你要知道，MRI的那些“秘密”就像一台高端的料理机，里面有一堆精密的机制，但只要你知道它是怎么转动的，食物最后能变成美味，就很简单了。

就拿这个“平衡式自由稳态序列”来说吧，其实就是一种磁共振技术，让我们能看得更清楚，甚至让我们能“冻结”那些瞬间的变化，轻松搞定一些复杂的影像扫描任务。

说白了，这个“平衡式自由稳态序列”是MRI用来捕捉图像的“套路”之一。

它不依赖于传统的扫描方法那种像扫雷一样的逐一扫描，而是采取一种“稳稳的，稳稳的，别急”的方法，把整个过程都调成一个“持续稳定”的状态。

这就像咱们生活中有时候会慢慢地适应一个新环境，找到一个“舒服”的平衡点，哪里都不急，什么都不慌，最后反而事半功倍。

MRI也是这个道理，它通过“平衡式”方式确保成像过程中的各个步骤都能自如进行，而不会因为过度的能量波动而导致图像不清晰或失真。

而这个“平衡”的意思，也就跟我们生活中的“平衡”差不多，明白吧？
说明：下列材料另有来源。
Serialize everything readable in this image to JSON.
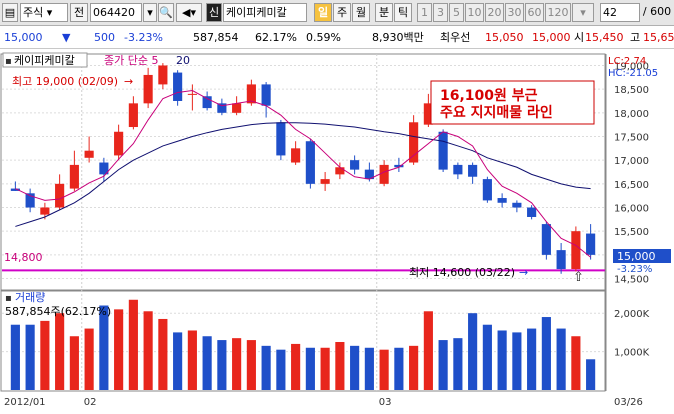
{
  "toolbar": {
    "market_select": "주식",
    "prev_label": "전",
    "code_value": "064420",
    "stock_badge": "신",
    "stock_name": "케이피케미칼",
    "period_selected": "일",
    "period_week": "주",
    "period_month": "월",
    "minute": "분",
    "tick": "틱",
    "intervals": [
      "1",
      "3",
      "5",
      "10",
      "20",
      "30",
      "60",
      "120"
    ],
    "count_value": "42",
    "count_total": "/ 600"
  },
  "ticker": {
    "price": "15,000",
    "change_arrow": "▼",
    "change": "500",
    "change_pct": "-3.23%",
    "volume": "587,854",
    "volume_pct": "62.17%",
    "turnover": "0.59%",
    "amount": "8,930백만",
    "best_ask_label": "최우선",
    "ask": "15,050",
    "bid": "15,000",
    "open_label": "시",
    "open": "15,450",
    "high_label": "고",
    "high": "15,65"
  },
  "chart_header": {
    "name": "케이피케미칼",
    "ma_label": "종가 단순 5",
    "ma2": "20",
    "lc": "LC:2.74",
    "hc": "HC:-21.05",
    "high_note": "최고 19,000 (02/09)",
    "low_note": "최저 14,600 (03/22)",
    "support_line_label": "14,800",
    "price_badge": "15,000",
    "price_badge_pct": "-3.23%",
    "annotation_line1": "16,100원 부근",
    "annotation_line2": "주요 지지매물 라인",
    "volume_label": "거래량",
    "volume_value": "587,854주(62.17%)",
    "x_labels": [
      "2012/01",
      "02",
      "03",
      "03/26"
    ]
  },
  "colors": {
    "up": "#e8261c",
    "down": "#1f4fc9",
    "ma5": "#c8007a",
    "ma20": "#101070",
    "support": "#d000c8"
  },
  "chart_data": {
    "type": "candlestick",
    "y_ticks": [
      14500,
      15000,
      15500,
      16000,
      16500,
      17000,
      17500,
      18000,
      18500,
      19000
    ],
    "y_tick_labels": [
      "14,500",
      "15,000",
      "15,500",
      "16,000",
      "16,500",
      "17,000",
      "17,500",
      "18,000",
      "18,500",
      "19,000"
    ],
    "ylim": [
      14300,
      19200
    ],
    "support": 14800,
    "candles": [
      {
        "o": 16400,
        "c": 16350,
        "h": 16550,
        "l": 16350
      },
      {
        "o": 16300,
        "c": 16000,
        "h": 16400,
        "l": 15900
      },
      {
        "o": 15850,
        "c": 16000,
        "h": 16100,
        "l": 15750
      },
      {
        "o": 16000,
        "c": 16500,
        "h": 16700,
        "l": 15950
      },
      {
        "o": 16400,
        "c": 16900,
        "h": 17200,
        "l": 16350
      },
      {
        "o": 17050,
        "c": 17200,
        "h": 17500,
        "l": 16950
      },
      {
        "o": 16950,
        "c": 16700,
        "h": 17050,
        "l": 16550
      },
      {
        "o": 17100,
        "c": 17600,
        "h": 17750,
        "l": 17000
      },
      {
        "o": 17700,
        "c": 18200,
        "h": 18350,
        "l": 17650
      },
      {
        "o": 18200,
        "c": 18800,
        "h": 18950,
        "l": 18100
      },
      {
        "o": 18600,
        "c": 19000,
        "h": 19050,
        "l": 18500
      },
      {
        "o": 18850,
        "c": 18250,
        "h": 18900,
        "l": 18150
      },
      {
        "o": 18400,
        "c": 18400,
        "h": 18600,
        "l": 18050
      },
      {
        "o": 18350,
        "c": 18100,
        "h": 18450,
        "l": 18050
      },
      {
        "o": 18200,
        "c": 18000,
        "h": 18300,
        "l": 17950
      },
      {
        "o": 18000,
        "c": 18200,
        "h": 18350,
        "l": 17950
      },
      {
        "o": 18200,
        "c": 18600,
        "h": 18700,
        "l": 18150
      },
      {
        "o": 18600,
        "c": 18150,
        "h": 18650,
        "l": 17900
      },
      {
        "o": 17800,
        "c": 17100,
        "h": 17850,
        "l": 17000
      },
      {
        "o": 16950,
        "c": 17250,
        "h": 17400,
        "l": 16900
      },
      {
        "o": 17400,
        "c": 16500,
        "h": 17450,
        "l": 16400
      },
      {
        "o": 16500,
        "c": 16600,
        "h": 16750,
        "l": 16350
      },
      {
        "o": 16700,
        "c": 16850,
        "h": 16950,
        "l": 16600
      },
      {
        "o": 17000,
        "c": 16800,
        "h": 17100,
        "l": 16700
      },
      {
        "o": 16800,
        "c": 16600,
        "h": 16950,
        "l": 16550
      },
      {
        "o": 16500,
        "c": 16900,
        "h": 17000,
        "l": 16450
      },
      {
        "o": 16900,
        "c": 16850,
        "h": 17050,
        "l": 16750
      },
      {
        "o": 16950,
        "c": 17800,
        "h": 17950,
        "l": 16900
      },
      {
        "o": 17750,
        "c": 18200,
        "h": 18400,
        "l": 17700
      },
      {
        "o": 17600,
        "c": 16800,
        "h": 17650,
        "l": 16750
      },
      {
        "o": 16900,
        "c": 16700,
        "h": 16950,
        "l": 16600
      },
      {
        "o": 16900,
        "c": 16650,
        "h": 16950,
        "l": 16500
      },
      {
        "o": 16600,
        "c": 16150,
        "h": 16650,
        "l": 16100
      },
      {
        "o": 16200,
        "c": 16100,
        "h": 16300,
        "l": 16000
      },
      {
        "o": 16100,
        "c": 16000,
        "h": 16150,
        "l": 15900
      },
      {
        "o": 16000,
        "c": 15800,
        "h": 16050,
        "l": 15750
      },
      {
        "o": 15650,
        "c": 15000,
        "h": 15700,
        "l": 14900
      },
      {
        "o": 15100,
        "c": 14700,
        "h": 15250,
        "l": 14600
      },
      {
        "o": 14700,
        "c": 15500,
        "h": 15600,
        "l": 14650
      },
      {
        "o": 15450,
        "c": 15000,
        "h": 15650,
        "l": 14900
      }
    ],
    "ma5": [
      16400,
      16250,
      16150,
      16180,
      16330,
      16520,
      16660,
      17020,
      17350,
      17850,
      18300,
      18430,
      18470,
      18300,
      18150,
      18200,
      18250,
      18150,
      17950,
      17650,
      17450,
      17150,
      16850,
      16650,
      16600,
      16750,
      16850,
      17100,
      17350,
      17600,
      17500,
      17300,
      16800,
      16450,
      16300,
      16100,
      15700,
      15350,
      15200,
      14950
    ],
    "ma20": [
      15600,
      15700,
      15800,
      15950,
      16100,
      16300,
      16550,
      16800,
      17000,
      17150,
      17300,
      17400,
      17500,
      17580,
      17650,
      17700,
      17750,
      17780,
      17790,
      17790,
      17780,
      17760,
      17730,
      17700,
      17650,
      17600,
      17560,
      17500,
      17450,
      17400,
      17300,
      17200,
      17050,
      16950,
      16850,
      16700,
      16600,
      16500,
      16430,
      16400
    ],
    "volume_ylim": [
      0,
      2500
    ],
    "volume_ticks": [
      1000,
      2000
    ],
    "volume_tick_labels": [
      "1,000K",
      "2,000K"
    ],
    "volume": [
      1700,
      1700,
      1800,
      2000,
      1400,
      1600,
      2200,
      2100,
      2350,
      2050,
      1850,
      1500,
      1550,
      1400,
      1300,
      1350,
      1300,
      1150,
      1050,
      1200,
      1100,
      1100,
      1250,
      1150,
      1100,
      1050,
      1100,
      1150,
      2050,
      1300,
      1350,
      2000,
      1700,
      1550,
      1500,
      1600,
      1900,
      1600,
      1400,
      800
    ],
    "x_label_positions": [
      0,
      5,
      25,
      39
    ]
  }
}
它讲的就是一个“不轻不重，不急不躁”的中庸之道。

你想，普通的扫描方式，有时候会对身体产生一定的干扰，可能会影响成像质量。

而“平衡式自由稳态序列”这种方式就很聪明，它通过合理调节磁场、射频信号和梯度场，保持一种长期稳定的状态，这样即便身体内外有一点小波动，它也能很快恢复，反而成像更精准。

而且啊，这个序列其实还挺适合用来做一些特殊的影像诊断，比方说对比度很低的组织，或者是那些结构不太清晰的地方，它能通过精妙的“操作”把细节给突出出来。

这就好比你在一个黑暗的房间里，拿着手电筒照亮某个角落，虽然周围是漆黑的，但那个角落的细节却因为光线的精确聚焦，变得格外清晰。

嘿，你想过没有，其实MRI的每一次扫描就像一次静谧的“舞蹈”。